When concerns of Comets players not being available for the final month of the season due to their summer jobs starting, Coach Brett Boake requested a schedule change and the season was shortened a month. The Comets decided two days before the playoff weekend that they were not going to participate as not enough players were available and they had financial concerns.

With the Comets as the league regular season leaders, they were to get a bye straight to the finals, which was to be played on Sunday. York and Jamestown (the second and third place teams) were to play on the Saturday to see who went on to face the Comets. Once the Comets had informed the league that they would not be playing, the league changed the playoff structure. York and Jamestown would play a two-game series that weekend. If there were a tie after the two games they would play a mini-game lasting twenty minutes.

York won the opening game, 8-5. Jamestown defeated York 9-1 in the second game and then won a 20-minute tiebreaker game 6-1. As league champions, the Titans received the Herb Brooks Memorial Trophy.

The league went dark for the 2004-05 season, then attempted to return in 2005-06 as the Continental Professional Hockey League with teams in Canada and the United States.

The regular 44-game season was supposed to start in early November 2005, was postponed, saw six games played, and was cancelled in mid-December 2005.

In the 2006-2007 season, the New England Stars finished first with a record of 20-0, and cruised in the Championship series beating the Mohawk Valley Icecats 2 games to 0 (8-5 and 9-2) to capture the 2006-2007 NEHL Crown.
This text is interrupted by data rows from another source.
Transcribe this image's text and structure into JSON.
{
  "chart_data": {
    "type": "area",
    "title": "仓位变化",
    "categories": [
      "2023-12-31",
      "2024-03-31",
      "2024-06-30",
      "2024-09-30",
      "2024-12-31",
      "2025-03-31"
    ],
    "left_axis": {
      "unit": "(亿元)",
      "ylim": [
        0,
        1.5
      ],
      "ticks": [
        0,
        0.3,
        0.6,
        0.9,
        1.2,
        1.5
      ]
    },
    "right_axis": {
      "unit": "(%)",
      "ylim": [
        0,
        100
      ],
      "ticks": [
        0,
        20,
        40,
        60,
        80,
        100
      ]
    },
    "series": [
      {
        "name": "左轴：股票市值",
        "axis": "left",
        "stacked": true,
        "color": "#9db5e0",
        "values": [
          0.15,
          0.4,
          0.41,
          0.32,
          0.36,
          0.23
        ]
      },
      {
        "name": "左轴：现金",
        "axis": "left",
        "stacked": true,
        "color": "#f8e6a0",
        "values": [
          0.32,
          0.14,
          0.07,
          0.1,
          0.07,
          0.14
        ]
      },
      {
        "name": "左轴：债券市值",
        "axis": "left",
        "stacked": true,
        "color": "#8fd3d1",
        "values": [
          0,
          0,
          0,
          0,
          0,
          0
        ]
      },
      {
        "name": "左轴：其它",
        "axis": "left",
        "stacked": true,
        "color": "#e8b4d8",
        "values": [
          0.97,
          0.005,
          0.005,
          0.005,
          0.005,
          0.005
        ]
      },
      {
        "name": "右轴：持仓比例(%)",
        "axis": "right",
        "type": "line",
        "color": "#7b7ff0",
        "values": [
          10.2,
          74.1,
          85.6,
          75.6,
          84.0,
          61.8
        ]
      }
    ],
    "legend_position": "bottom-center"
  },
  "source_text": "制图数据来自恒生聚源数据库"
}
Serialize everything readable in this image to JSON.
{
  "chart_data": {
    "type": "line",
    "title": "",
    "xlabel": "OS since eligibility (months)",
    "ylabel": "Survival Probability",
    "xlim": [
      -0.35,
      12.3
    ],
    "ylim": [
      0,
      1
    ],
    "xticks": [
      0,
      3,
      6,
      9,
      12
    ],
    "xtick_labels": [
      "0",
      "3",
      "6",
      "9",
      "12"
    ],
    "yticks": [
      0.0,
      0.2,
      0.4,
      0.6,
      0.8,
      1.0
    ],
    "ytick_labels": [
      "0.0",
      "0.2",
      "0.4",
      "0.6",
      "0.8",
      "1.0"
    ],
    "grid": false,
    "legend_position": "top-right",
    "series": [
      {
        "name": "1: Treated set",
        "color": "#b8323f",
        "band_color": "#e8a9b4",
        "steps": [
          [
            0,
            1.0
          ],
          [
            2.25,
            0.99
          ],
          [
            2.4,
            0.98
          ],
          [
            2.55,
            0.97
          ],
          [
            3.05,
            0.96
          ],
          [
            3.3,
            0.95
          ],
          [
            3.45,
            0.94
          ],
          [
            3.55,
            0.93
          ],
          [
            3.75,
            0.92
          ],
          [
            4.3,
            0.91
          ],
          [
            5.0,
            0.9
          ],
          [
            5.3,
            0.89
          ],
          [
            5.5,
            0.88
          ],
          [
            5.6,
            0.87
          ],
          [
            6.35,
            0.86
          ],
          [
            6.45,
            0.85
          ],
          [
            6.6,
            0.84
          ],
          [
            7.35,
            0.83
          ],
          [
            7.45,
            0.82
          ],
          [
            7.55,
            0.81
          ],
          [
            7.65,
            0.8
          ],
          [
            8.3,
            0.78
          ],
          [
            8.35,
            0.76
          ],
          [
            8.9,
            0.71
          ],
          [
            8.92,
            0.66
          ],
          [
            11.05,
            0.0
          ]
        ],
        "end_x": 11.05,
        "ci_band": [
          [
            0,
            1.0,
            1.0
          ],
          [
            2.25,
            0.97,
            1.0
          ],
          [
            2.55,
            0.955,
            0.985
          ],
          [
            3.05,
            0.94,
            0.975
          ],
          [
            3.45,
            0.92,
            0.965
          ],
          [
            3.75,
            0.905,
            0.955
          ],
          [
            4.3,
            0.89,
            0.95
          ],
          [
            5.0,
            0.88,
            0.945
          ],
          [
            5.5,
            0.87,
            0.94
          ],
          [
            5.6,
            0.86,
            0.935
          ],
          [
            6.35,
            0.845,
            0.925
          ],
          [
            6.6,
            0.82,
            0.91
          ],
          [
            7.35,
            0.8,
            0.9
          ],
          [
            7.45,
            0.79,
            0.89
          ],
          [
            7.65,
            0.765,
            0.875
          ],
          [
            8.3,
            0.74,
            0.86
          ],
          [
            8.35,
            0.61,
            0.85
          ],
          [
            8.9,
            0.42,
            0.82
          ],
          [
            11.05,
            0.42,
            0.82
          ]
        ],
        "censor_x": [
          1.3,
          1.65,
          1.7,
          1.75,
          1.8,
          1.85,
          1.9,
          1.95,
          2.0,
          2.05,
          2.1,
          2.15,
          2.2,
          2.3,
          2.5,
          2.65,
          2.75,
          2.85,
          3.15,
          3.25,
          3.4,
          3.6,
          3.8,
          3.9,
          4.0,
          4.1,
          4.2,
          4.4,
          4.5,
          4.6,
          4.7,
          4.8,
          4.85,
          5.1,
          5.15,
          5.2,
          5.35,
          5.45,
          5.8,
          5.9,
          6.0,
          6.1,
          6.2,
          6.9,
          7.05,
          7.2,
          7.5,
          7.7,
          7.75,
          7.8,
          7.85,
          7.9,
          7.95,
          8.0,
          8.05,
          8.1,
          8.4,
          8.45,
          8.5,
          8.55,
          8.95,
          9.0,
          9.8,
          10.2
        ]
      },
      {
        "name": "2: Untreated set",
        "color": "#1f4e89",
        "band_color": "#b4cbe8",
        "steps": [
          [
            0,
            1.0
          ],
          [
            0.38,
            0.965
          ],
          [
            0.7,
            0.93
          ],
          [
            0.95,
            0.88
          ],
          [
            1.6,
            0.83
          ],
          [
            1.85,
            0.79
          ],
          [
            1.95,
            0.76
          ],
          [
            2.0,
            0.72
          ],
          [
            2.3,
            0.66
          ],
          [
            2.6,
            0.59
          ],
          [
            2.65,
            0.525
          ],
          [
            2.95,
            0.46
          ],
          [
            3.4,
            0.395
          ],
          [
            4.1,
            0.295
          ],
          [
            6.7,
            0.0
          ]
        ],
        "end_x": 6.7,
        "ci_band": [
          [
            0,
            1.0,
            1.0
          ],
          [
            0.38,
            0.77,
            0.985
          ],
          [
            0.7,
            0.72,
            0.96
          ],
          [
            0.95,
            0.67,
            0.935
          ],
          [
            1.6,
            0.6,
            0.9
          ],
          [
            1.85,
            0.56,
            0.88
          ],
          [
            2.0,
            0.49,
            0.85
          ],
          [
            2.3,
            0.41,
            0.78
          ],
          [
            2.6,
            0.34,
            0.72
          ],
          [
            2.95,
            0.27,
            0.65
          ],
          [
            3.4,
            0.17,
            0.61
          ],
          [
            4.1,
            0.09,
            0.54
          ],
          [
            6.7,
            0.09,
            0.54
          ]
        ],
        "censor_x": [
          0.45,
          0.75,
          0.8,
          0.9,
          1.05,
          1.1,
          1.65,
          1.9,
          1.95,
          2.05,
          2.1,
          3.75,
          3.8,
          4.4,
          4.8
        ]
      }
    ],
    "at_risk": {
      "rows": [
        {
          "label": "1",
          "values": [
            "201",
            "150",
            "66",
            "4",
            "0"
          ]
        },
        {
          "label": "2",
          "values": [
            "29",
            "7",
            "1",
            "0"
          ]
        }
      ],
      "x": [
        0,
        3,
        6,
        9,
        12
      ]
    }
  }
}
The league announced on January 23, 2008 that it was suspending operations for the remainder of the 2007-08 season.

===Teams===
- 2003–2004
- Jamestown Titans
- Mohawk Valley Comets (resurrected as the Copper City Chiefs 2007-08)
- Poughkeepsie Panthers (later known as the Connecticut Cougars)
- York IceCats (relocated to St. Catharines, ON for 05-06)

- 2005–2006
(teams only played six games until the league suspended operations for a season)
- Philadelphia Comets (travel team)
- Pittsburgh Pounders (became Danville Pounders for 06-07)
- St. Catharines IceCats
- Sault Ste. Marie Stampede

- 2006–2007
- Danville Pounders (relocated to Detroit/Brighton, Michigan for 2007–2008)
- Findlay Freedom (Findlay, Ohio)
- Mohawk Valley IceCats (relocated to Simcoe, ON for 2007–2008)
- New England Stars (Danbury, Connecticut)

- 2007–08
- Copper City Chiefs (Rome, New York)
- Findlay Freedom
- Kensington Valley Pounders (Brighton, Michigan)
- Norfolk IceCats (Simcoe, Ontario)

==Previous NEHL==
A previous league was also known as the Northeastern Hockey League during the 1978-79 season. This league renamed itself the Eastern Hockey League for the 1979-80 season.